Posted by: Kermit Lind | Jul 3, 2017 9:02:21 AM

[Second try] “What is the relationship between regulating uses and changing business models of traditional industries?” Great question, Stephen. The use of residential property as a commodity for manufacturing securities out of batches of mortgage-backed debt securities includes the practice by financial institutions of disclaiming ownership responsibilities when they take control of and title to defective houses abandoned by debtors, sometimes at the demand or due to threats of creditors. I have heard lawyers for financial institutions holding recorded title to properties condemned for nuisance conditions plead that their clients are not subject to local housing and environmental codes because they are not occupying the vacant property and they hold title for purposes other than occupancy.
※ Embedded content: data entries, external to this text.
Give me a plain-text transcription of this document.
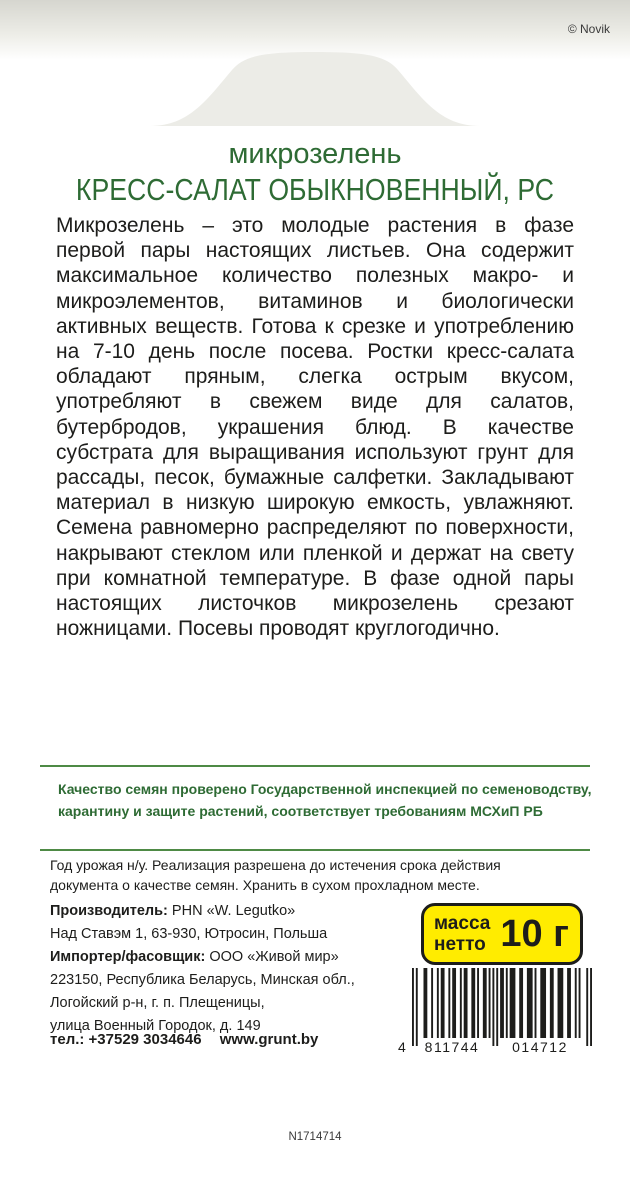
© Novik
микрозелень
КРЕСС-САЛАТ ОБЫКНОВЕННЫЙ, РС

Микрозелень – это молодые растения в фазе первой пары настоящих листьев. Она содержит максимальное количество полезных макро- и микроэлементов, витаминов и биологически активных веществ. Готова к срезке и употреблению на 7-10 день после посева. Ростки кресс-салата обладают пряным, слегка острым вкусом, употребляют в свежем виде для салатов, бутербродов, украшения блюд. В качестве субстрата для выращивания используют грунт для рассады, песок, бумажные салфетки. Закладывают материал в низкую широкую емкость, увлажняют. Семена равномерно распределяют по поверхности, накрывают стеклом или пленкой и держат на свету при комнатной температуре. В фазе одной пары настоящих листочков микрозелень срезают ножницами. Посевы проводят круглогодично.

Качество семян проверено Государственной инспекцией по семеноводству, карантину и защите растений, соответствует требованиям МСХиП РБ
Год урожая н/у. Реализация разрешена до истечения срока действия документа о качестве семян. Хранить в сухом прохладном месте.
Производитель: PHN «W. Legutko»
Над Ставэм 1, 63-930, Ютросин, Польша
Импортер/фасовщик: ООО «Живой мир»
223150, Республика Беларусь, Минская обл.,
Логойский р-н, г. п. Плещеницы,
улица Военный Городок, д. 149
тел.: +37529 3034646 www.grunt.by
масса
нетто 10 г
4 811744 014712
N1714714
Their business plan doesn’t include code compliance. Use, the argument goes, is flexible so as to have code compliance not required of banks make of foreclosure judgments and REO property. This alleged exemption results in houses being vacant without maintenance by any person for indefinite periods (often for years), leading to the property being reduced to waste and to it harming surrounding property interests, the property tax base and the lives of persons nearby. When the bank-owners determine their wasted property has no profitable use, the bank may abandon its legal interest, sell the debt as junk to another debt collector and let the public deal with the remaining nuisance conditions. This view of law would create a “right to maintain a nuisance”—a privilege of noncompliance with public laws protecting property rights and public rights to health, safety and welfare expressed in local anti-nuisance regulations for the benefit of private profit-making trumps the legal rights of other land users and occupiers. Keeping the question of this business practice from being litigated has been fought and avoided by big banks. So we are still faced with the question of how to regulate residential property use in the context of business models that produce property blight, especially in weak markets.